Mobile-ish devices as freedom respecting working environments

On planet FSFE, there is starting to be a conversation on using tablets / Android as the main working platform.

It started with the article by Henri Bergius which nicely covers all practical points, but is quite light on the issues of freedom.

This was rectified by the article by David Boddie which makes an apt comparison of Android to “the platform it is replacing in many areas of work and life: Microsoft Windows” and criticises its lack of effective freedom, even when the OS was supposed to be under a free license.

I fully agree that lightweight/low powered hardware can be an excellent work environment, especially when on the go, and even for many kinds of software developement, but I'd very much rather have that hardware run an environment that I can trust like Debian (or another traditional GNU/Linux distribution) rather than the phone based ones where, among other problems, there is no clear distinction between what is local and trustable and what is remote and under somebody else's control.

In theory, it would be perfectly possible to run Debian on most tablet and tablet-like hardware, and have such an environment; in practice this is hard for a number of reasons including the lack of mainline kernel support for most hardware and the way actually booting a different OS on it usually ranges from the quite hard to the downright impossible.
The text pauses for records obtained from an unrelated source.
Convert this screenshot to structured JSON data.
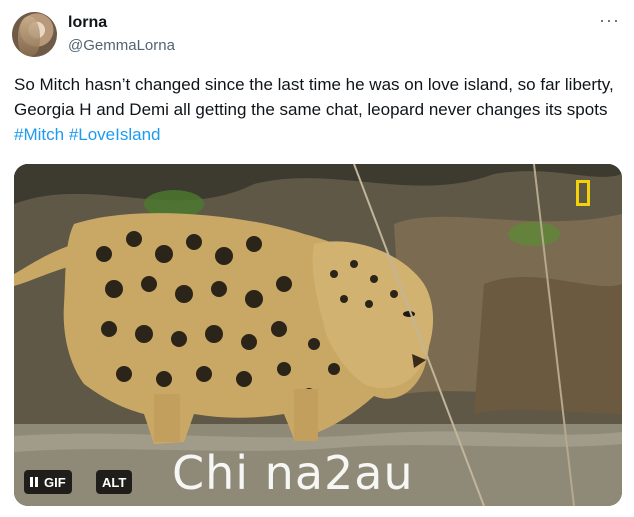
{
  "tweet": {
    "display_name": "lorna",
    "handle": "@GemmaLorna",
    "more_icon": "more-horizontal-icon",
    "text": "So Mitch hasn’t changed since the last time he was on love island, so far liberty, Georgia H and Demi all getting the same chat, leopard never changes its spots ",
    "hashtags": [
      "#Mitch",
      "#LoveIsland"
    ]
  },
  "media": {
    "gif_label": "GIF",
    "alt_label": "ALT",
    "watermark": "Chi na2au",
    "logo_color": "#f4d20a"
  }
}
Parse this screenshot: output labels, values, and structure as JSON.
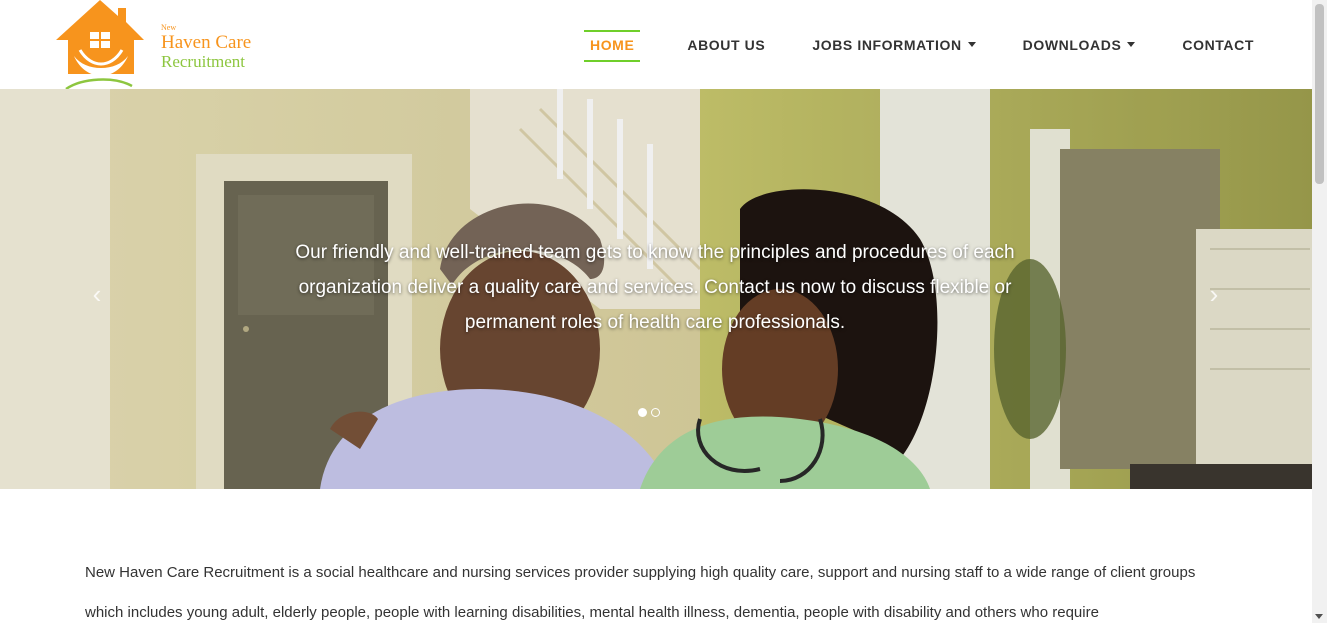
{
  "header": {
    "logo": {
      "small_word": "New",
      "name": "Haven Care",
      "subtitle": "Recruitment",
      "colors": {
        "orange": "#f7941d",
        "green": "#8dc63f"
      }
    },
    "nav": [
      {
        "label": "HOME",
        "active": true
      },
      {
        "label": "ABOUT US"
      },
      {
        "label": "JOBS INFORMATION",
        "dropdown": true
      },
      {
        "label": "DOWNLOADS",
        "dropdown": true
      },
      {
        "label": "CONTACT"
      }
    ],
    "accent_color": "#f7941d",
    "active_underline_color": "#6fcf2a"
  },
  "slider": {
    "caption": "Our friendly and well-trained team gets to know the principles and procedures of each organization deliver a quality care and services. Contact us now to discuss flexible or permanent roles of health care professionals.",
    "prev_icon": "chevron-left-icon",
    "next_icon": "chevron-right-icon",
    "slide_count": 2,
    "active_slide": 1
  },
  "intro": {
    "text": "New Haven Care Recruitment is a social healthcare and nursing services provider supplying high quality care, support and nursing staff to a wide range of client groups which includes young adult, elderly people, people with learning disabilities, mental health illness, dementia, people with disability and others who require"
  }
}
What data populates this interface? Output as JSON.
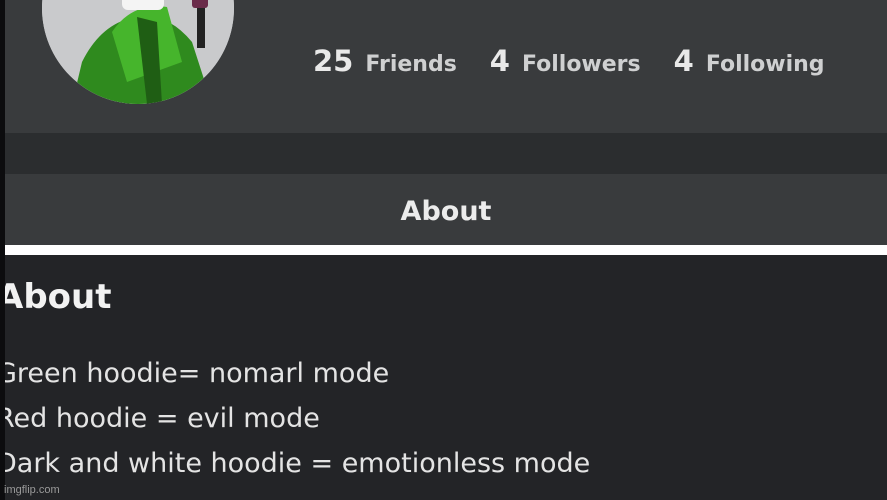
{
  "profile": {
    "stats": [
      {
        "count": "25",
        "label": "Friends"
      },
      {
        "count": "4",
        "label": "Followers"
      },
      {
        "count": "4",
        "label": "Following"
      }
    ]
  },
  "tabs": {
    "about_label": "About"
  },
  "about": {
    "heading": "About",
    "lines": [
      "Green hoodie= nomarl mode",
      "Red hoodie = evil mode",
      "Dark and white hoodie = emotionless mode"
    ]
  },
  "watermark": "imgflip.com",
  "colors": {
    "header_bg": "#393b3d",
    "panel_bg": "#232427",
    "tab_indicator": "#ffffff",
    "avatar_hoodie": "#2f8a1e"
  },
  "icons": {
    "avatar": "green-hoodie-avatar-icon"
  }
}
Luckily, there is some niche hardware that uses tablet/phone SoCs but is sold with a GNU/Linux distribution and can be used as a freedom respecting work environment on-the-go: my current setup includes an OpenPandora (running Angstrom + a Debian chroot) and an Efika MX Smartbook, but they are both showing their age badly: they have little RAM (especially the Pandora), and they aren't fully supported by a mainline kernel, which means that you're stuck on an old kernel and dependent on the producer for updates (which for the Efika ended quite early; at least the Pandora is still somewhat supported, at least for bugfixes).

Right now I'm looking forward to two devices as a replacement: the DragonBox Pyra (still under preorders) and the THERES-I laptop kit (hopefully available for sale "in a few months", and with no current mainline support for the SoC, but there is hope to see it from the sunxi community).
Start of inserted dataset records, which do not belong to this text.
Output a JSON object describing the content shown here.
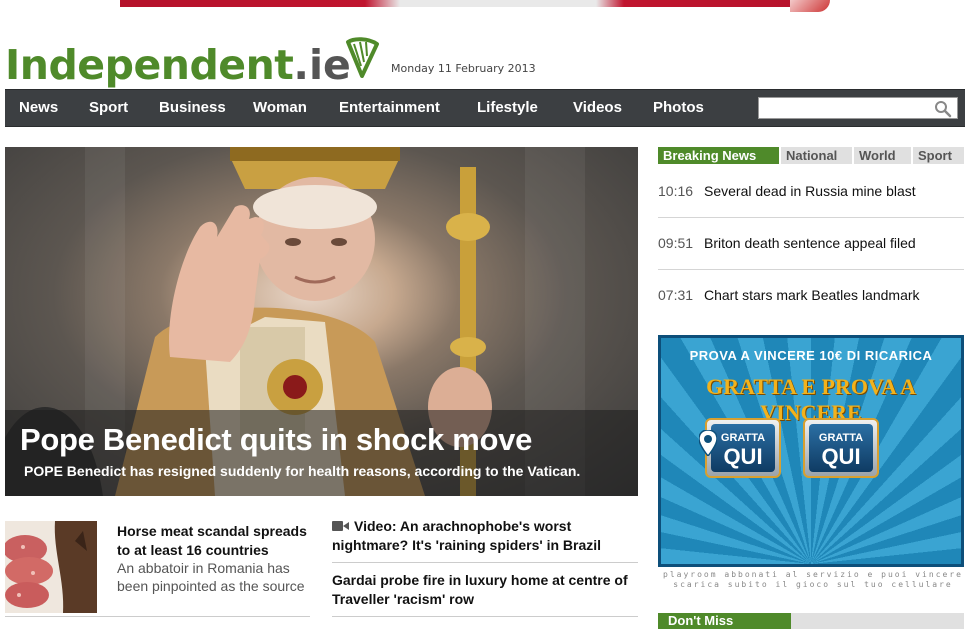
{
  "brand": {
    "name": "Independent",
    "suffix": ".ie",
    "date": "Monday 11 February 2013",
    "accent": "#4f8a2a",
    "nav_bg": "#3c3f42"
  },
  "nav": {
    "items": [
      "News",
      "Sport",
      "Business",
      "Woman",
      "Entertainment",
      "Lifestyle",
      "Videos",
      "Photos"
    ],
    "search_placeholder": ""
  },
  "hero": {
    "title": "Pope Benedict quits in shock move",
    "subtitle": "POPE Benedict has resigned suddenly for health reasons, according to the Vatican."
  },
  "stories_left": [
    {
      "title": "Horse meat scandal spreads to at least 16 countries",
      "summary": "An abbatoir in Romania has been pinpointed as the source"
    }
  ],
  "stories_mid": [
    {
      "title": "Video: An arachnophobe's worst nightmare? It's 'raining spiders' in Brazil",
      "icon": "video-icon"
    },
    {
      "title": "Gardai probe fire in luxury home at centre of Traveller 'racism' row"
    }
  ],
  "breaking": {
    "tabs": [
      "Breaking News",
      "National",
      "World",
      "Sport"
    ],
    "active_tab": "Breaking News",
    "items": [
      {
        "time": "10:16",
        "text": "Several dead in Russia mine blast"
      },
      {
        "time": "09:51",
        "text": "Briton death sentence appeal filed"
      },
      {
        "time": "07:31",
        "text": "Chart stars mark Beatles landmark"
      }
    ]
  },
  "ad": {
    "line1": "PROVA A VINCERE 10€ DI RICARICA",
    "line2": "GRATTA E PROVA A VINCERE",
    "card_label1": "GRATTA",
    "card_label2": "QUI",
    "footer_line1": "playroom abbonati al servizio e puoi vincere",
    "footer_line2": "scarica subito il gioco sul tuo cellulare"
  },
  "dont_miss": {
    "label": "Don't Miss"
  }
}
As for software, the laptop/clamshell designs means that using a regular Desktop Environment (or, in my case, Window Manager) works just fine; I do hope that the availability of Pyra (with its touchscreen and 4G/"phone" chip) will help to give a bit of life back to the efforts to improve mobile software on Debian

Hopefully, more such devices will continue to be available, and also hopefully the trend for more openness of the hardware itself will continue; sadly I don't see this getting outside of a niche market in the next few years, but I think that this niche will remain strong enough to be sustainable.
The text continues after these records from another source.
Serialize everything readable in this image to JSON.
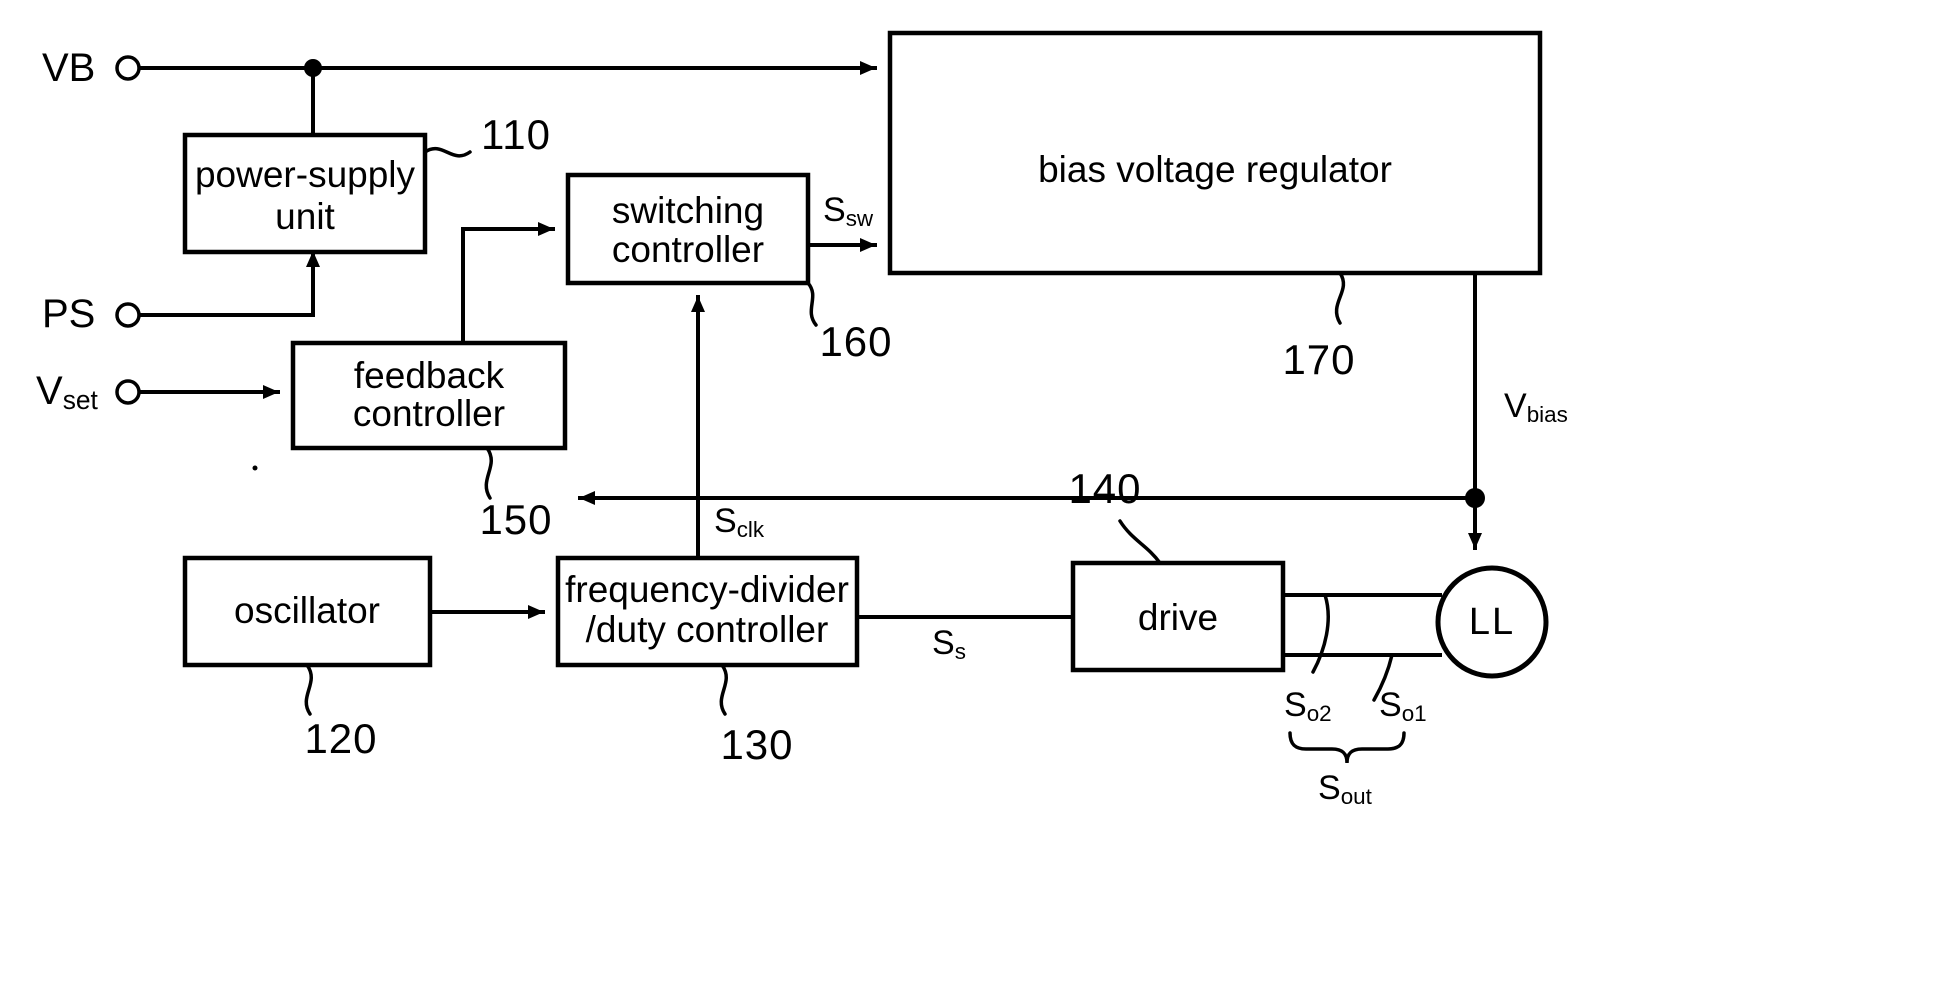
{
  "figure": {
    "type": "patent-block-diagram",
    "title": "lamp driving circuit block diagram",
    "background_color": "#ffffff",
    "line_color": "#000000"
  },
  "terminals": [
    {
      "id": "vb",
      "label": "VB",
      "base": "VB",
      "sub": ""
    },
    {
      "id": "ps",
      "label": "PS",
      "base": "PS",
      "sub": ""
    },
    {
      "id": "vset",
      "label": "Vset",
      "base": "V",
      "sub": "set"
    }
  ],
  "blocks": [
    {
      "id": "power-supply-unit",
      "lines": [
        "power-supply",
        "unit"
      ],
      "ref": "110"
    },
    {
      "id": "switching-controller",
      "lines": [
        "switching",
        "controller"
      ],
      "ref": "160"
    },
    {
      "id": "bias-voltage-regulator",
      "lines": [
        "bias voltage regulator"
      ],
      "ref": "170"
    },
    {
      "id": "feedback-controller",
      "lines": [
        "feedback",
        "controller"
      ],
      "ref": "150"
    },
    {
      "id": "oscillator",
      "lines": [
        "oscillator"
      ],
      "ref": "120"
    },
    {
      "id": "frequency-divider-duty-controller",
      "lines": [
        "frequency-divider",
        "/duty controller"
      ],
      "ref": "130"
    },
    {
      "id": "drive",
      "lines": [
        "drive"
      ],
      "ref": "140"
    }
  ],
  "lamp": {
    "id": "lamp",
    "label": "LL"
  },
  "signals": [
    {
      "id": "ssw",
      "base": "S",
      "sub": "sw"
    },
    {
      "id": "sclk",
      "base": "S",
      "sub": "clk"
    },
    {
      "id": "ss",
      "base": "S",
      "sub": "s"
    },
    {
      "id": "vbias",
      "base": "V",
      "sub": "bias"
    },
    {
      "id": "so2",
      "base": "S",
      "sub": "o2"
    },
    {
      "id": "so1",
      "base": "S",
      "sub": "o1"
    },
    {
      "id": "sout",
      "base": "S",
      "sub": "out"
    }
  ],
  "reference_numerals": [
    "110",
    "120",
    "130",
    "140",
    "150",
    "160",
    "170"
  ]
}
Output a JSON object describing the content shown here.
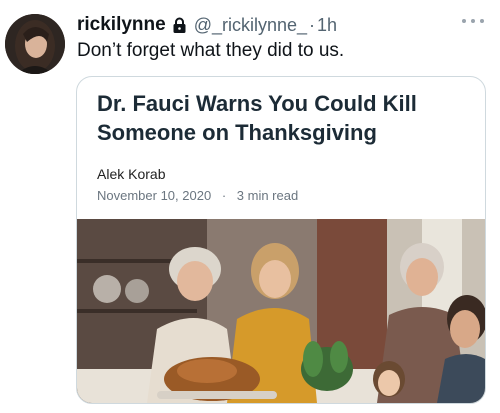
{
  "tweet": {
    "display_name": "rickilynne",
    "handle": "@_rickilynne_",
    "separator": "·",
    "time": "1h",
    "text": "Don’t forget what they did to us."
  },
  "card": {
    "title": "Dr. Fauci Warns You Could Kill Someone on Thanksgiving",
    "author": "Alek Korab",
    "date": "November 10, 2020",
    "meta_separator": "·",
    "read_time": "3 min read"
  },
  "icons": {
    "avatar": "user-avatar",
    "lock": "lock-icon",
    "more": "more-options-icon"
  },
  "colors": {
    "text_primary": "#0f1419",
    "text_secondary": "#536471",
    "card_border": "#cfd9de"
  }
}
P.S. from nitpicker-me: David Boddie mentions the ability to easily download sources for any component with apt-get source: the big difference IMHO is given by apt-get build-dep, which also install every dependency needed to actually build the code you have just downloaded.

P.S.2: I also agree with Davide Boddie that supporting Conservancy is very important, and there are still a few hours left to have the contribution count twice.